Link: FreePBX security advisory – SIP extension types

 

Important
This is an edited version of a post that originally appeared on a blog called The Michigan Telephone Blog, which was written by a friend before he decided to stop blogging. It is reposted with his permission. Comments dated before the year 2013 were originally posted to his blog.
We can set defaults for all these, so why not extension type?
We can set defaults for all these, so why not extension type?

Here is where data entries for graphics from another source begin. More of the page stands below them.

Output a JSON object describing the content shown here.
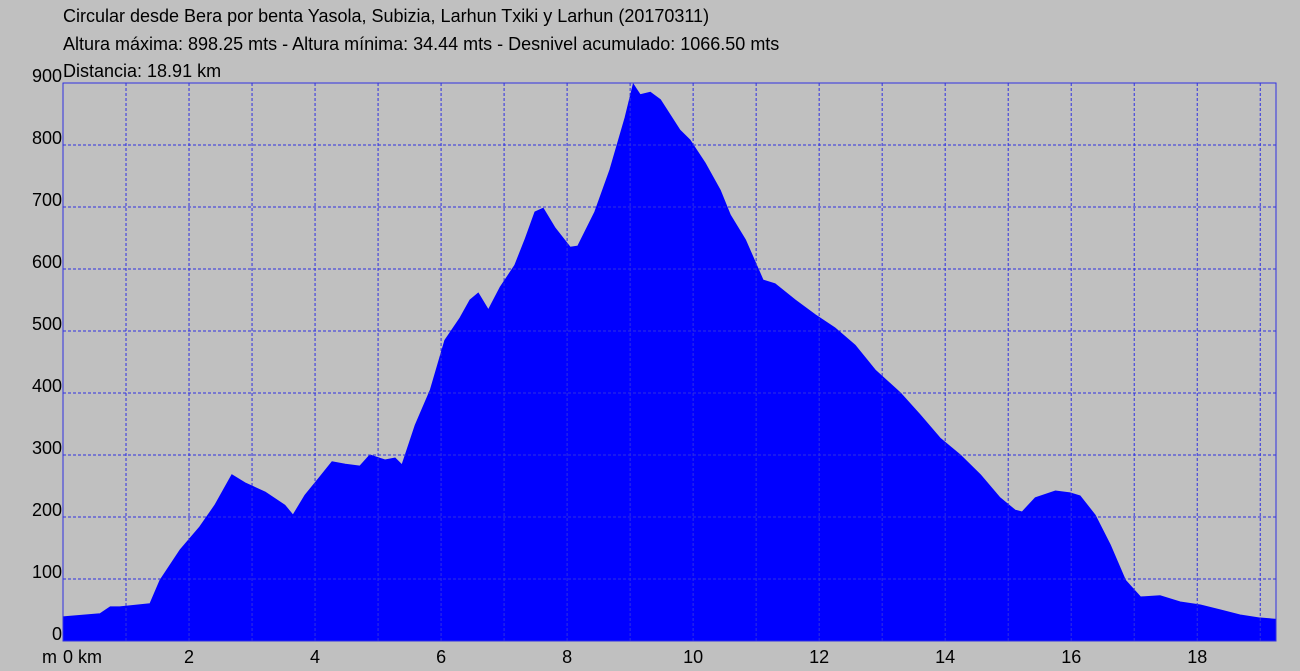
{
  "chart_data": {
    "type": "area",
    "title": "Circular desde Bera por benta Yasola, Subizia, Larhun Txiki y Larhun (20170311)",
    "subtitle": "Altura máxima: 898.25 mts - Altura mínima: 34.44 mts - Desnivel acumulado: 1066.50 mts",
    "note": "Distancia: 18.91 km",
    "y_label": "m",
    "color": "#0000ff",
    "grid": true,
    "xlim": [
      0,
      19.25
    ],
    "ylim": [
      0,
      900
    ],
    "xticks": [
      {
        "value": 0,
        "label": "0 km"
      },
      2,
      4,
      6,
      8,
      10,
      12,
      14,
      16,
      18
    ],
    "xminor": [
      1,
      3,
      5,
      7,
      9,
      11,
      13,
      15,
      17,
      19
    ],
    "yticks": [
      0,
      100,
      200,
      300,
      400,
      500,
      600,
      700,
      800,
      900
    ],
    "x": [
      0,
      0.59,
      0.75,
      0.9,
      1.38,
      1.54,
      1.86,
      2.17,
      2.41,
      2.68,
      2.89,
      3.21,
      3.52,
      3.65,
      3.84,
      4.08,
      4.27,
      4.48,
      4.71,
      4.87,
      5.11,
      5.27,
      5.38,
      5.59,
      5.83,
      6.06,
      6.3,
      6.46,
      6.59,
      6.75,
      6.94,
      7.17,
      7.33,
      7.49,
      7.62,
      7.81,
      8.05,
      8.17,
      8.44,
      8.68,
      8.92,
      9.05,
      9.16,
      9.32,
      9.48,
      9.79,
      9.95,
      10.19,
      10.43,
      10.59,
      10.83,
      11.11,
      11.3,
      11.62,
      11.94,
      12.25,
      12.57,
      12.89,
      13.29,
      13.6,
      13.92,
      14.24,
      14.56,
      14.87,
      15.11,
      15.22,
      15.43,
      15.75,
      15.98,
      16.14,
      16.38,
      16.62,
      16.86,
      17.1,
      17.41,
      17.73,
      18.05,
      18.37,
      18.68,
      19.0,
      19.25
    ],
    "values": [
      39,
      44,
      55,
      55,
      60,
      98,
      147,
      184,
      219,
      268,
      255,
      240,
      219,
      203,
      235,
      265,
      289,
      285,
      282,
      300,
      292,
      295,
      284,
      348,
      405,
      485,
      521,
      550,
      561,
      534,
      571,
      606,
      647,
      692,
      698,
      666,
      635,
      637,
      692,
      760,
      844,
      898,
      881,
      885,
      873,
      824,
      808,
      771,
      727,
      687,
      647,
      582,
      576,
      550,
      526,
      505,
      477,
      437,
      400,
      365,
      327,
      300,
      268,
      231,
      211,
      208,
      231,
      242,
      239,
      234,
      203,
      155,
      98,
      71,
      73,
      63,
      58,
      50,
      42,
      37,
      35
    ]
  }
}
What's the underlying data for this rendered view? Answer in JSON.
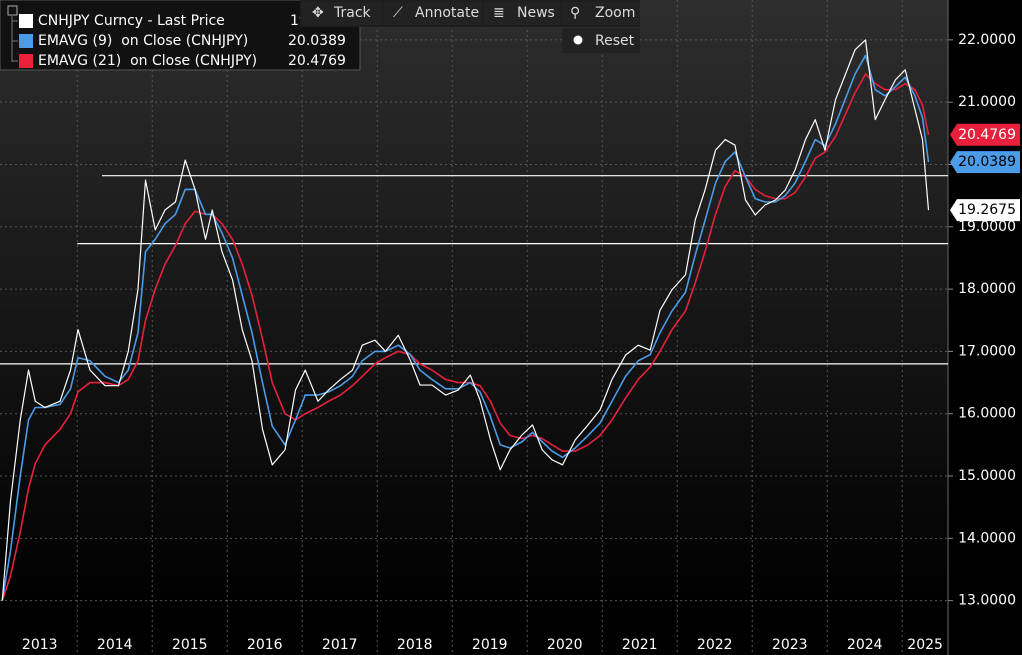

The SysAdminMan blog has posted a new article related to FreePBX security, that I strongly urge you to read if you are running FreePBX or any FreePBX-based distribution:

FreePBX security advisory – SIP extension types

The basic issue is that by default, FreePBX sets extensions to type=friend rather than the more secure type=peer.  The article says it’s for historical reasons but I suspect there have been other reasons at play here (pure stubbornness, perhaps?).  But with the growing body of evidence that type=friend is bad, and because FreePBX now has an Advanced Settings module that allows you to to change certain defaults (though not yet this one), I have put in a Feature Request asking that system administrators be allowed to select a default type for extensions.  We’ll see if it goes anywhere (and it might help if anyone who supports this idea would add a comment to that ticket), but given that in the past they’ve been reluctant to even entertain the idea of changing the default, I fear that they may once again refuse to even consider it.  And for those of us who want to keep our systems as secure as reasonably possible, that would be a real shame.

3 thoughts on “Link: FreePBX security advisory – SIP extension types

  1. My read of this is that it only applies to systems with SIP ports open to the internet. Can you confirm?

  2. No, because I’m not a security expert. But as an educated guess, I’d think that if you don’t have and SIP or IAX2 ports open to the Internet, an attacker would have to find some kind of back door into your system before they could make use of this vulnerability.

    If anyone else cares to comment on this, please feel free, especially if you have more knowledge of this than I.

  3. NOTICE: All comments above this one were imported from the original Michigan Telephone Blog and may or may not be relevant to the edited article above.